De acuerdo a estadísticas propias, por lo cual tienen el valor que Ud. le quiera asignar, pero soy un seguidor de los informes de los institutos de geología de todo el mundo.

Debo decir que mi interés en el tema se lo debo al geólogo Juan Carlos Bertolini de Paraná quien despertó mi interés en la materia.

He seguido también con atención lo escrito por Gloria García Tovar sobre el tema de los volcanes, de la Universidad Autónoma de México y coinciden en señalar junto a Luis Rios de Rosario, todos ellos geólogos y geofísicos de nota que desde 1960 se ha empezado a notar un incremento de los volcanes que entran en actividad.

Actualmente se ha triplicado su número. Las megatoneladas de energía que expulsan son absorbidas por la atmósfera.

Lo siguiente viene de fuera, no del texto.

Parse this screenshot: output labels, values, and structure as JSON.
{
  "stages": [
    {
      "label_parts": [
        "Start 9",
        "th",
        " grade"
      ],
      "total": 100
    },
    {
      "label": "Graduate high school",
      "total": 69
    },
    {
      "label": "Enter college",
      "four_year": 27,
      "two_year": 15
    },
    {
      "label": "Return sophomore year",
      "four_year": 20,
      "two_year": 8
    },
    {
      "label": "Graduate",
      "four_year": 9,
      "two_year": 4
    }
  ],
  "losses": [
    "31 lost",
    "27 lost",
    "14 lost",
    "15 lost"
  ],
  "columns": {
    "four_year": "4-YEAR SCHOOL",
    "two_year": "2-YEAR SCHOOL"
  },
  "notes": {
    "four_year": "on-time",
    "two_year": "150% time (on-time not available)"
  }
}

También la NASA de EEUU advirtieron que las rítmicas pulsaciones del centro fundido del planeta producen dilataciones y contracciones de la masa esférica. Con su corteza superficial provocando erupciones y terremotos. 300.000 terremotos anuales ha registrado el geofísico E.M. Fournier Arbe a cargo del Programa de Sismología y Geofísica en el Departamento de Ciencias Naturales de la UNESCO. Encargado anteriormente por ésta de largas misiones en México y en Pakistán. En este último país ha ayudado a instalar el Observatorio de Geofísica en la región de Quetta, singularmente expuesta a los terremotos (10/63).

Los geólogos del CONICET han determinado que las sierras de la provincia de Buenos Aires (Tandil y Ventana) están creciendo o se están elevando. Así lo han comprobado en muy completos estudios.

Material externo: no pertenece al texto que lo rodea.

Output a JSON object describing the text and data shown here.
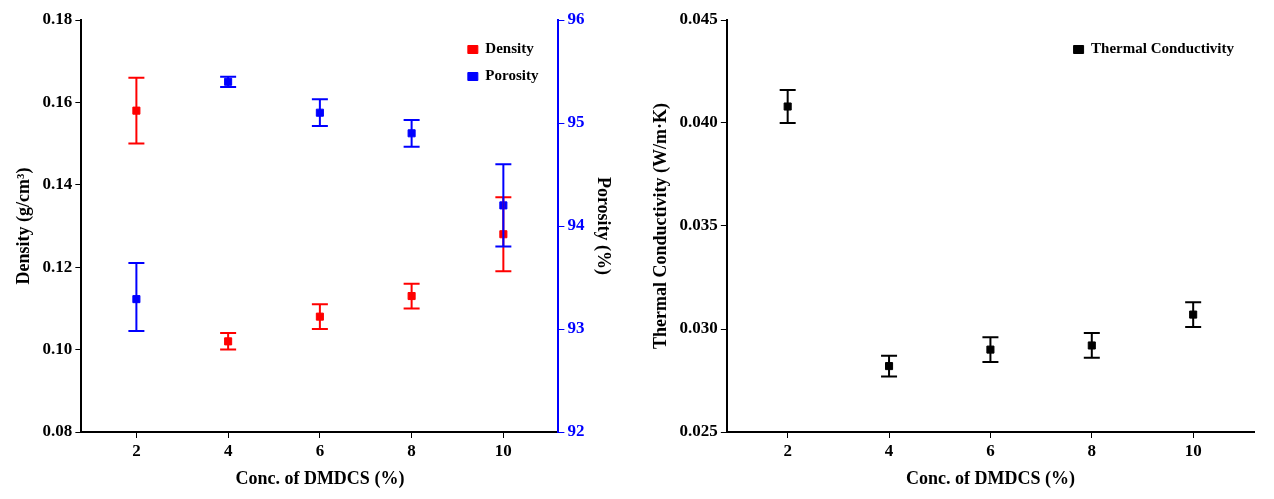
{
  "chart_data": [
    {
      "type": "scatter",
      "xlabel": "Conc. of DMDCS (%)",
      "ylabel": "Density (g/cm³)",
      "y2label": "Porosity (%)",
      "x": [
        2,
        4,
        6,
        8,
        10
      ],
      "xlim": [
        0.8,
        11.2
      ],
      "xticks": [
        2,
        4,
        6,
        8,
        10
      ],
      "ylim": [
        0.08,
        0.18
      ],
      "yticks": [
        {
          "value": 0.08,
          "label": "0.08"
        },
        {
          "value": 0.1,
          "label": "0.10"
        },
        {
          "value": 0.12,
          "label": "0.12"
        },
        {
          "value": 0.14,
          "label": "0.14"
        },
        {
          "value": 0.16,
          "label": "0.16"
        },
        {
          "value": 0.18,
          "label": "0.18"
        }
      ],
      "y2lim": [
        92,
        96
      ],
      "y2ticks": [
        92,
        93,
        94,
        95,
        96
      ],
      "marker": "square",
      "legend": "top right",
      "grid": false,
      "series": [
        {
          "name": "Density",
          "color": "#ff0000",
          "values": [
            0.158,
            0.102,
            0.108,
            0.113,
            0.128
          ],
          "errors": [
            0.008,
            0.002,
            0.003,
            0.003,
            0.009
          ]
        },
        {
          "name": "Porosity",
          "color": "#0000ff",
          "axis": "y2",
          "values": [
            93.29,
            95.4,
            95.1,
            94.9,
            94.2
          ],
          "errors": [
            [
              92.98,
              93.64
            ],
            0.05,
            0.13,
            0.13,
            [
              93.8,
              94.6
            ]
          ]
        }
      ]
    },
    {
      "type": "scatter",
      "xlabel": "Conc. of DMDCS (%)",
      "ylabel": "Thermal Conductivity (W/m·K)",
      "x": [
        2,
        4,
        6,
        8,
        10
      ],
      "xlim": [
        0.8,
        11.2
      ],
      "xticks": [
        2,
        4,
        6,
        8,
        10
      ],
      "ylim": [
        0.025,
        0.045
      ],
      "yticks": [
        {
          "value": 0.025,
          "label": "0.025"
        },
        {
          "value": 0.03,
          "label": "0.030"
        },
        {
          "value": 0.035,
          "label": "0.035"
        },
        {
          "value": 0.04,
          "label": "0.040"
        },
        {
          "value": 0.045,
          "label": "0.045"
        }
      ],
      "marker": "square",
      "legend": "top right",
      "grid": false,
      "series": [
        {
          "name": "Thermal Conductivity",
          "color": "#000000",
          "values": [
            0.0408,
            0.0282,
            0.029,
            0.0292,
            0.0307
          ],
          "errors": [
            0.0008,
            0.0005,
            0.0006,
            0.0006,
            0.0006
          ]
        }
      ]
    }
  ]
}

Por su lado, las fisuras de la corteza que atraviesa el lecho oceánico, hacen que se caliente el agua del océano a tal punto que modifica notablemente el clima atmosférico en distintas regiones. Además la radiación solar tiene notable influencia en la temperatura media que se viene incrementando desde 1710. Sigue la suma. El efecto invernadero de la contaminación provocada por la actividad humana. Si uno observa las resultantes de estas complejas actividades de la naturaleza, resulta que el comportamiento del clima toma las características de una onda completa sinusoidal cada mil años. Si verificamos en que punto de curvatura de la variante de la onda nos hallamos, vemos que desde 1850 subimos rumbo al período de calor que comenzaría en 2100.

Por lo tanto debemos entender que hay que preparar el territorio en el que han de vivir nuestros descendientes como sugiere Thomas Casadevall.

Hay que construir canales de desagüe para las llanuras que van a inundarse y la red de provisión de agua potable que va a faltar.

En tiempos no muy lejanos, los humanos que habitaban las bajas llanuras, que hoy se inundan, no construían allí viviendas sólidas ni permanentes, sino de tipo lacustre. Solo lo hacían en zonas elevadas y montañosas y ellos sabían por experiencia propia.

Como ven, no hay nada que no tenga algo de interés y sería deseable ir tomando nota del comportamiento futuro de nuestro espacio, si no por nosotros, por nuestros descendientes que deberán lidiar con un mundo bastante más hostil que ahora.